• Contribution of interleukin-6/gp 130 signaling in hepatocytes to the inflammatory response in mice infected with Streptococcus pyogenes.

      Klein, Christian; Medina, Eva; Sander, Leif; Dierssen, Uta; Roskams, Tania; Mueller, Werner; Trautwein, Christian; Goldmann, Oliver; Medizinische Klinik III, University Hospital Aachen, Rheinisch-Westfalisch Techniche Hochschule Aachen, Aachen, Germany. christian.klein@dife.de (2007-09-01)

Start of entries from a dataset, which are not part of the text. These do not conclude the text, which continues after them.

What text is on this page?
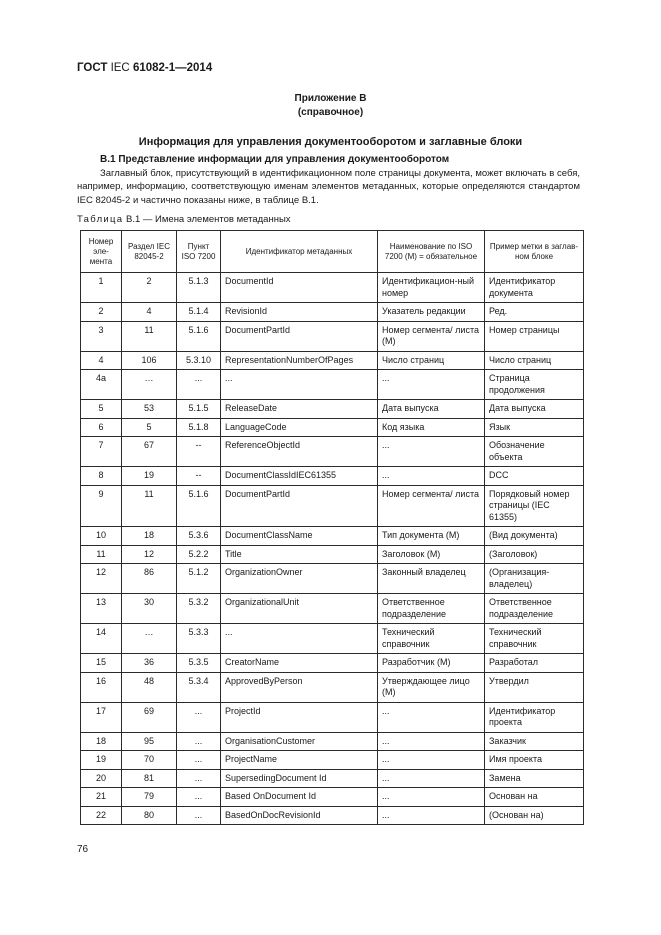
ГОСТ IEC 61082-1—2014
Приложение В
(справочное)
Информация для управления документооборотом и заглавные блоки
В.1 Представление информации для управления документооборотом
Заглавный блок, присутствующий в идентификационном поле страницы документа, может включать в себя, например, информацию, соответствующую именам элементов метаданных, которые определяются стандартом IEC 82045-2 и частично показаны ниже, в таблице В.1.
Таблица В.1 — Имена элементов метаданных
Номер эле-мента	Раздел IEC 82045-2	Пункт ISO 7200	Идентификатор метаданных	Наименование по ISO 7200 (М) = обязательное	Пример метки в заглав-ном блоке
1	2	5.1.3	DocumentId	Идентификацион-ный номер	Идентификатор документа
2	4	5.1.4	RevisionId	Указатель редакции	Ред.
3	11	5.1.6	DocumentPartId	Номер сегмента/ листа (М)	Номер страницы
4	106	5.3.10	RepresentationNumberOfPages	Число страниц	Число страниц
4а	…	...	...	...	Страница продолжения
5	53	5.1.5	ReleaseDate	Дата выпуска	Дата выпуска
6	5	5.1.8	LanguageCode	Код языка	Язык
7	67	--	ReferenceObjectId	...	Обозначение объекта
8	19	--	DocumentClassIdIEC61355	...	DCC
9	11	5.1.6	DocumentPartId	Номер сегмента/ листа	Порядковый номер страницы (IEC 61355)
10	18	5.3.6	DocumentClassName	Тип документа (М)	(Вид документа)
11	12	5.2.2	Title	Заголовок (М)	(Заголовок)
12	86	5.1.2	OrganizationOwner	Законный владелец	(Организация-владелец)
13	30	5.3.2	OrganizationalUnit	Ответственное подразделение	Ответственное подразделение
14	…	5.3.3	...	Технический справочник	Технический справочник
15	36	5.3.5	CreatorName	Разработчик (М)	Разработал
16	48	5.3.4	ApprovedByPerson	Утверждающее лицо (М)	Утвердил
17	69	...	ProjectId	...	Идентификатор проекта
18	95	...	OrganisationCustomer	...	Заказчик
19	70	...	ProjectName	...	Имя проекта
20	81	...	SupersedingDocument Id	...	Замена
21	79	...	Based OnDocument Id	...	Основан на
22	80	...	BasedOnDocRevisionId	...	(Основан на)
76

      BACKGROUND: Sepsis and septic shock caused by gram-positive bacteria have become increasingly frequent clinical problems. These conditions are accompanied by an overwhelming inflammation in which the liver plays a central role as a source and target of inflammatory mediators. Sepsis is still associated with high mortality rates, and new intervention strategies directed at ameliorating the extent of the inflammatory reaction are strongly needed. Here, we investigated whether blockage of the transducer gp130, a receptor involved in the regulation of the inflammatory response, might be useful in the treatment of experimental gram-positive sepsis. METHODS: An experimental model of gram-positive sepsis was used in which liver-specific gp130-deficient mice (FVB/n alfpCre+ gp130(LoxP/LoxP)) and wild-type mice (FVB/n gp130(LoxP/LoxP)) were intravenously infected with Streptococcus pyogenes. The following parameters were monitored: mortality, bacterial loads in systemic organs, serum inflammatory cytokine levels, and organ damage. RESULTS: We show that infected gp130-deficient mice survived significantly longer, had lower bacterial loads, and developed organ damage more slowly than infected wild-type mice. Furthermore, levels of interferon- gamma , interleukin-6, and the chemokine cytokine-induced neutrophil chemoattractant were significantly lower in gp130-deficient mice than in wild-type mice. Histopathological examination of livers showed lower amounts of neutrophil infiltration, apoptosis, and tissue damage in infected gp130-deficient mice than in wild-type mice. CONCLUSION: Our results demonstrate that the gp130 receptor is involved in the regulation of inflammation during gram-positive sepsis and that blockage of gp130 signaling in hepatocytes could constitute a novel target for adjunctive therapy in patients with sepsis.